A Google-free, local-friendly reimplementation of the MLE-STAR multi‑agent ML engineering pipeline.
Uses OpenAI‑compatible LLM APIs (OpenRouter; planned local Ollama) and DuckDuckGo search.
Not affiliated with the original authors or Google.
- Multi-agent stages: initialization → refinement → ensembling → submission
- OpenRouter LLM backend (free-tier; rate limits apply)
- Deferred local LLM (Ollama) adapter (see Archive.md for rationale)
- DuckDuckGo search (no API key)
- Automated basic leakage / data usage checks
- Minimal runner for low token usage
- Kaggle submission formatting helper
For extended design rationale, roadmap, and historical notes see Archive.md
.
-
Prerequisites
- Python 3.12+ - Git - (Optional) Poetry
-
Clone & env (Conda)
# Clone
git clone https://github.com/<yourname>/mle-star-open.git
cd mle-star-open
# Create conda env (Python 3.12+)
conda create -n mle-star-open python=3.12 -y
conda activate mle-star-open
# (Optional) Faster resolver upgrade
python -m pip install --upgrade pip
# Install deps
pip install -r requirements.txt
- Configure
.env
OPENROUTER_API_KEY=sk-...
ROOT_AGENT_MODEL=openai/gpt-oss-20b:free
# Optional overrides:
# MAX_AGENT_STEPS=4
# TEMPERATURE=0.2
See machine_learning_engineering/shared_libraries/config.py
(DefaultConfig
) for all keys.
Create a task directory (default path expected under machine_learning_engineering/tasks/
):
machine_learning_engineering/tasks/
california-housing-prices/
task_description.txt
train.csv
test.csv # if producing submission
Minimal task_description.txt
example:
task_name: california-housing-prices
target: median_house_value
id_column: id
metric: rmse
Ensure train.csv
includes the target column; test.csv
omits it (plus an id
column if required for submission).
Full pipeline (all agents):
python .\scripts\run_pipeline.py --task-name california-housing-prices
Minimal (fewer LLM calls):
python .\scripts\run_task.py --task-dir .\machine_learning_engineering\tasks\california-housing-prices
Create Kaggle-style submission (expects prediction file in workspace run folder):
python .\scripts\make_submission.py --output-dir .\machine_learning_engineering\workspace\california-housing-prices\1\output
Example outputs:
machine_learning_engineering/workspace/<task>/<run_id>/
init/
refine/
ensemble/
output/predictions.csv
logs/
Edit config.py
or set environment variables (env vars override defaults). Examples:
$env:MAX_AGENT_STEPS=3
$env:ROOT_AGENT_MODEL="openai/gpt-oss-20b:free"
pytest
Scenario and pipeline tests live under eval/
and tests/
.
Concise live list—historical or deprecated items move to Archive.md
.
- Not sized for official MLE-Bench specs (36 vCPUs / 440GB RAM / A10 24GB); local experimentation focus.

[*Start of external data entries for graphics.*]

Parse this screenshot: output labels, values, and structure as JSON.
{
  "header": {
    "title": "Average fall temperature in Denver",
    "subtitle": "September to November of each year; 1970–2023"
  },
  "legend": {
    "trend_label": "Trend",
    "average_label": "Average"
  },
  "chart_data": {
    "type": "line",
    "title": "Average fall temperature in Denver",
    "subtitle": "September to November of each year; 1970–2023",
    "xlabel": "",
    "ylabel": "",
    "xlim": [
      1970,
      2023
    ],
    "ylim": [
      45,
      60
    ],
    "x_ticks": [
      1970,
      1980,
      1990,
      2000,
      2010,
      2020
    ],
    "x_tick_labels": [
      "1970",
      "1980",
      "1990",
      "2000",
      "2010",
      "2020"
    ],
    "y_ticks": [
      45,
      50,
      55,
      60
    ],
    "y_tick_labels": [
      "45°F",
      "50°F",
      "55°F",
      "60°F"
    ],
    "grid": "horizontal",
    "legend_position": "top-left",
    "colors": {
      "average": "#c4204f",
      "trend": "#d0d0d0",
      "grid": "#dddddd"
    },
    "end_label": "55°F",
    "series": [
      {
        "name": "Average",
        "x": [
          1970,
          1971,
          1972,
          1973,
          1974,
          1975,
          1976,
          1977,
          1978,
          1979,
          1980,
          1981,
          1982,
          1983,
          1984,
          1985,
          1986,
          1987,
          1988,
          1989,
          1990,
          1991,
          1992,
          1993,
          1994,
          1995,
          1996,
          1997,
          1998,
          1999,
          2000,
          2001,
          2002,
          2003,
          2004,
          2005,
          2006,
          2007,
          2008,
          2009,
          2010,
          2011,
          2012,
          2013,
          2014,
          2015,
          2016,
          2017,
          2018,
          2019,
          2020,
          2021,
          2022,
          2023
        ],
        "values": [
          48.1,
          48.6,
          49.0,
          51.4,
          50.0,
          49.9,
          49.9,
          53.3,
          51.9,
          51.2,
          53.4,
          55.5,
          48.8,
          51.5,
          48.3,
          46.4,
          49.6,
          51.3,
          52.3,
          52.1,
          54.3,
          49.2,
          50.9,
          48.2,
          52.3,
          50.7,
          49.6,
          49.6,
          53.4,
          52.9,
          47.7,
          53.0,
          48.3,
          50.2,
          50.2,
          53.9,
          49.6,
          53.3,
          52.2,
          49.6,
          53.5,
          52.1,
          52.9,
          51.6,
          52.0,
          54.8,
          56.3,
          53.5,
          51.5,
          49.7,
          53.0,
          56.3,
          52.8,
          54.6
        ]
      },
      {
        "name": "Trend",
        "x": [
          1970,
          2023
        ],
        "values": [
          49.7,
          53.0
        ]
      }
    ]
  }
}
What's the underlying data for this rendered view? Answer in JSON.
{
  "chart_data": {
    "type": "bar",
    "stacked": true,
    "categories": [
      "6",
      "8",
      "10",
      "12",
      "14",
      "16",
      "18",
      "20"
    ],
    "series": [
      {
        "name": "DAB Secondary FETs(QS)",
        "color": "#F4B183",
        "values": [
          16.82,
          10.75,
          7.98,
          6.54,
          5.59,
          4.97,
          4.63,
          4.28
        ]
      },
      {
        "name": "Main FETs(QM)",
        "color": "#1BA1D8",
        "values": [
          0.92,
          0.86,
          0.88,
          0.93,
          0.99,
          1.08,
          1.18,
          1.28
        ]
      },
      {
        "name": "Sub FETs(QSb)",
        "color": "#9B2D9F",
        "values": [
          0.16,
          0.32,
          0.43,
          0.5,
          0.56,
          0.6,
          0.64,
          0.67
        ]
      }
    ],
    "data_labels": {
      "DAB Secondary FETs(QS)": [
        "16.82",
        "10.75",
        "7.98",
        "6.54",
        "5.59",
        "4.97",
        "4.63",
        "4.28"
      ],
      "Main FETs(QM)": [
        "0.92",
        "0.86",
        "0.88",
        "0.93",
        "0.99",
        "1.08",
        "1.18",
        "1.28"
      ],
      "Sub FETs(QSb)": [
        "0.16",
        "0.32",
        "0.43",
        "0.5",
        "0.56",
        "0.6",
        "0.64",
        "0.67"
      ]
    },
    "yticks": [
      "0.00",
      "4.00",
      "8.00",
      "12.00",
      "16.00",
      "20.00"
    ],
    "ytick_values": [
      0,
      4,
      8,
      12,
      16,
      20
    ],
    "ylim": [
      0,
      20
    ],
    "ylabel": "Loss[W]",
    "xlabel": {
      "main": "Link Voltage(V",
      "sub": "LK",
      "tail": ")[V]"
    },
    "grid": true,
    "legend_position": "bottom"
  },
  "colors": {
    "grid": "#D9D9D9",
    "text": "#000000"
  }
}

- OpenRouter free-tier ~50 requests/day (subject to change).
- Ollama adapter deferred pending provider + eval stabilization (see Archive.md decision note).
- Test suite may lag new features.
Kaggle error: missing id column? Ensure id_column
in task_description.txt
and that CSVs include it, or run make_submission.py
to add one.
Hit rate limits? Wait for reset, reduce steps (MAX_AGENT_STEPS
), use minimal runner, or upgrade plan.
Force CPU? Leave CUDA_VISIBLE_DEVICES
empty when invoking Python.
Change model? Set ROOT_AGENT_MODEL
in .env
or as an environment variable before running.
Original paper: MLE-STAR: Machine Learning Engineering Agent via Search and Targeted Refinement
https://arxiv.org/abs/2506.15692
MIT (see LICENSE). Project is independent; no affiliation with the original authors or Google.